Since the signing of the 2022 Pretoria Agreement that marked the end of the Tigray War, the EDF has continued to occupy territory within Ethiopia. Eritrean military commanders and their agents within Ethiopia continue to profit from a conflict economy, including through human trafficking, kidnapping, and illicit gold mining.
In the meantime, Eritrean President Isaias Afwerki has emerged as the clear winner of the new status quo, as Ethiopia’s fragile federal coalition continues to struggle with widespread disorder. With Russia emerging as a key military ally in the post-embargo landscape, the EDF now has few constraints on its continued rearmament. For Eritrea’s leadership, the new state of “no war, no peace” is proving advantageous.
Key recommendations
- As a matter of urgent conflict prevention, the United States, European Union, United Kingdom, and other like-minded jurisdictions need to send a clear message to the Ethiopian government, the Eritrean government, the Tigrayan People’s Liberation Front (TPLF), and the Tigray Interim Administration (TIA) that they will face an escalated international response and sanctions if there is a resumption of conflict.

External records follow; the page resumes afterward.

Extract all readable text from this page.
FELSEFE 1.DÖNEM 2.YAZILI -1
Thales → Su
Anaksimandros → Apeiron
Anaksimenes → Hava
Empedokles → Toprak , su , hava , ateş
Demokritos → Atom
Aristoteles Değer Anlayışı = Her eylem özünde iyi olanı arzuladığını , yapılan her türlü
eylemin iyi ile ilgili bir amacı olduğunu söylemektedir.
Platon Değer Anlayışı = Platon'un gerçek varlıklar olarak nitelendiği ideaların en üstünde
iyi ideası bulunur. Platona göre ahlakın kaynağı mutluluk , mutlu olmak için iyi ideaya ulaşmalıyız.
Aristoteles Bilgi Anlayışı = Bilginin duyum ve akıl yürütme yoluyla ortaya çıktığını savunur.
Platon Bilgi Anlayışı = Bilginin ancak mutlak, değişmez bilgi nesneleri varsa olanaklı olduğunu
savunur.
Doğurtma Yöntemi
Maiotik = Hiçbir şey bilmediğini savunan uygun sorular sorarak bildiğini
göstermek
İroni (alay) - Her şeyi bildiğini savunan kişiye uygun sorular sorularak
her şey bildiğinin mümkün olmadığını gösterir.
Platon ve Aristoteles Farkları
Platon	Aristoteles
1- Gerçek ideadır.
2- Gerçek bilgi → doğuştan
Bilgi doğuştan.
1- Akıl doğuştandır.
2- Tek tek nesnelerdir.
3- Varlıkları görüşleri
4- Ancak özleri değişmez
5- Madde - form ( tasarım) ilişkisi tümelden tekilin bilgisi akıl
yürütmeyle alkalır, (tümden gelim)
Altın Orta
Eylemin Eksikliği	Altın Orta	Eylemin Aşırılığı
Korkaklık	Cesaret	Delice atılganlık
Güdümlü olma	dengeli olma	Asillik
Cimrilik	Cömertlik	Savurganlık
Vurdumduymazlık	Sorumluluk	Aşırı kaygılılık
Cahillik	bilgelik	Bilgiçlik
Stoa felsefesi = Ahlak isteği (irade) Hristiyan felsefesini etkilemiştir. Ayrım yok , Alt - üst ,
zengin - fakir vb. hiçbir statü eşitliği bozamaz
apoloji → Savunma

- The US, the EU, and the UK should consider designating Eritrean Defense Forces Brigadier General Eyob Fessehaye (aka Halibay), Brig. Gen. Simon Oqbu (aka Riesi Mirak), and Maj. Gen. Romadan Osman Awliya for their responsibility for human rights violations in Tigray.
- The UN Security Council should determine that Ethiopia-Eritrea border issues—including unimplemented components of the November 2, 2022, Pretoria peace agreement—constitute a threat to international peace and security, and it should thus establish a panel of enquiry with a Chapter VII mandate to monitor and report on the situation.